Do you think that’s a form of resistance? We feel that we are endangered and being attacked all of the time so we all support each other and try to build our culture to progress and not be stuck in the past. I think this is a form of communication.

You’ve described your music as being a glitch in the system. What does that mean, exactly? It’s breaking the stagnant narrative, breaking the fixed soundscape.
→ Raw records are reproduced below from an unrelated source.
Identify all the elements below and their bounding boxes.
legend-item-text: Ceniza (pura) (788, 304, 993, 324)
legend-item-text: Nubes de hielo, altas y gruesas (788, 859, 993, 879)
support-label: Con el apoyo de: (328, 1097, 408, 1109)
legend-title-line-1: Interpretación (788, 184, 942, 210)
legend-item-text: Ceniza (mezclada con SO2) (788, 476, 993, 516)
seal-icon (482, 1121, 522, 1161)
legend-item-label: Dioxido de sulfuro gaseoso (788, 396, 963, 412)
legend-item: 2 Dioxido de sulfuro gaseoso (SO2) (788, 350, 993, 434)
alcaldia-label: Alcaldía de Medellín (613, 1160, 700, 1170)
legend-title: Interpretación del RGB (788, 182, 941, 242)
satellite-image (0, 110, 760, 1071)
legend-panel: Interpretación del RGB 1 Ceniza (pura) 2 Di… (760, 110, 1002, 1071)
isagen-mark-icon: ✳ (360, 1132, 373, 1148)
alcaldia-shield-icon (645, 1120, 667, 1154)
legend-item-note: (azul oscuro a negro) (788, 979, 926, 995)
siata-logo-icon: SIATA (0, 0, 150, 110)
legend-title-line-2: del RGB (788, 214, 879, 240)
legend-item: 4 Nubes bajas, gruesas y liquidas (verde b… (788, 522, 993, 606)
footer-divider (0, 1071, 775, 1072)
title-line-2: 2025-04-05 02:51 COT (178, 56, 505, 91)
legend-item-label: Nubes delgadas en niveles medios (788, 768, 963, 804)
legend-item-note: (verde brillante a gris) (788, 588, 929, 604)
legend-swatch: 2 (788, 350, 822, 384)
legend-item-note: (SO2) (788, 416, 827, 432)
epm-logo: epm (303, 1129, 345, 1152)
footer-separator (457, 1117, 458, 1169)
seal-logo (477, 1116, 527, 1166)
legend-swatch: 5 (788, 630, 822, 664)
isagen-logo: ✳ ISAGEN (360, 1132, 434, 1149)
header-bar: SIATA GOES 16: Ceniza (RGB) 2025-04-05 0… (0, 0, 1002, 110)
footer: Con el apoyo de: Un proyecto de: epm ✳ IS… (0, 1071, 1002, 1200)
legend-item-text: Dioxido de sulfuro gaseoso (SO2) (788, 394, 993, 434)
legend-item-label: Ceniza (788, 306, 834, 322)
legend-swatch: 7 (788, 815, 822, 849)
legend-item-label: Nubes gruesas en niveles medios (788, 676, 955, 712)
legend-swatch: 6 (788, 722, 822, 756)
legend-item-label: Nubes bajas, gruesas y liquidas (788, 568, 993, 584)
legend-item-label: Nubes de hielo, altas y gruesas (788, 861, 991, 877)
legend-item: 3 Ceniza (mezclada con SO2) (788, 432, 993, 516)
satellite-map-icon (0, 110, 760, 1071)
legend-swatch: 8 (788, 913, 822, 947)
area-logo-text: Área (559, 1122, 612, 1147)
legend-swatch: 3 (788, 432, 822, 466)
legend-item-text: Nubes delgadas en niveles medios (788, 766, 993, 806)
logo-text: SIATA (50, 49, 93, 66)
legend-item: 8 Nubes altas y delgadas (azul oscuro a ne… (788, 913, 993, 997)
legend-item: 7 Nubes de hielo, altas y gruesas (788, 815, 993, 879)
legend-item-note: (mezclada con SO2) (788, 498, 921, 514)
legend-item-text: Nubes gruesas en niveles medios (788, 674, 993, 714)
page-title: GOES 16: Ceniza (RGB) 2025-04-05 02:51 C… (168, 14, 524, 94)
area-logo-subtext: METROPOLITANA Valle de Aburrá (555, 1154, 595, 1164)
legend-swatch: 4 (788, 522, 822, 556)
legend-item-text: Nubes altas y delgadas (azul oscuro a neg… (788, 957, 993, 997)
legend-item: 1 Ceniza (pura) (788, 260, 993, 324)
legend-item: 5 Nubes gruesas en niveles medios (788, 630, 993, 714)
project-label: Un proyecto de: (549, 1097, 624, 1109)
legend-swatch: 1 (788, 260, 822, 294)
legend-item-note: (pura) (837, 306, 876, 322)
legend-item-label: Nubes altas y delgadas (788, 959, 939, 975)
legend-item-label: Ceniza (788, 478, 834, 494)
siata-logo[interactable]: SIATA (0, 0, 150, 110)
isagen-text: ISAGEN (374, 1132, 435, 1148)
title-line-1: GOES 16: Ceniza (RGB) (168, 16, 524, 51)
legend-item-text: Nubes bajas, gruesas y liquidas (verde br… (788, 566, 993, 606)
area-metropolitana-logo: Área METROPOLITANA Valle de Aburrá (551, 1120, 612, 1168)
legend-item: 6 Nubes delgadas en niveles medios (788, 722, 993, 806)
Do you face any risk by being vocal about this being one of your work’s roles? Nothing has happened to me personally, but most of our events get shut down indirectly. We have a midnight curfew and that is only enforced on the events that are organized with a sense of community. More mainstream parties in Ramallah and in Palestine don’t get shutdown at 12. Wedding parties can stay until the next day in the morning. Anyone can go on for as long as they want but if you’re doing something that is not aligned with their ideas or is not commercial enough then you have a midnight curfew.

Who decides that? It’s not even on paper or anything. It just is. I think they see that we are a growing community and they don’t like us. They see that a lot of people who are active in the community come to our events. Every time we have an event there’s undercover Palestinian Intelligence agents. They say they are looking for drugs, and use that to monitor the events.

Is it obvious who they are? Usually yes. You can tell by how they’re reacting to the music, how they are communicating with other people, if they know anyone else or if they’re just randomly there.

Does anyone know your birth name? Yeah, a lot of people do.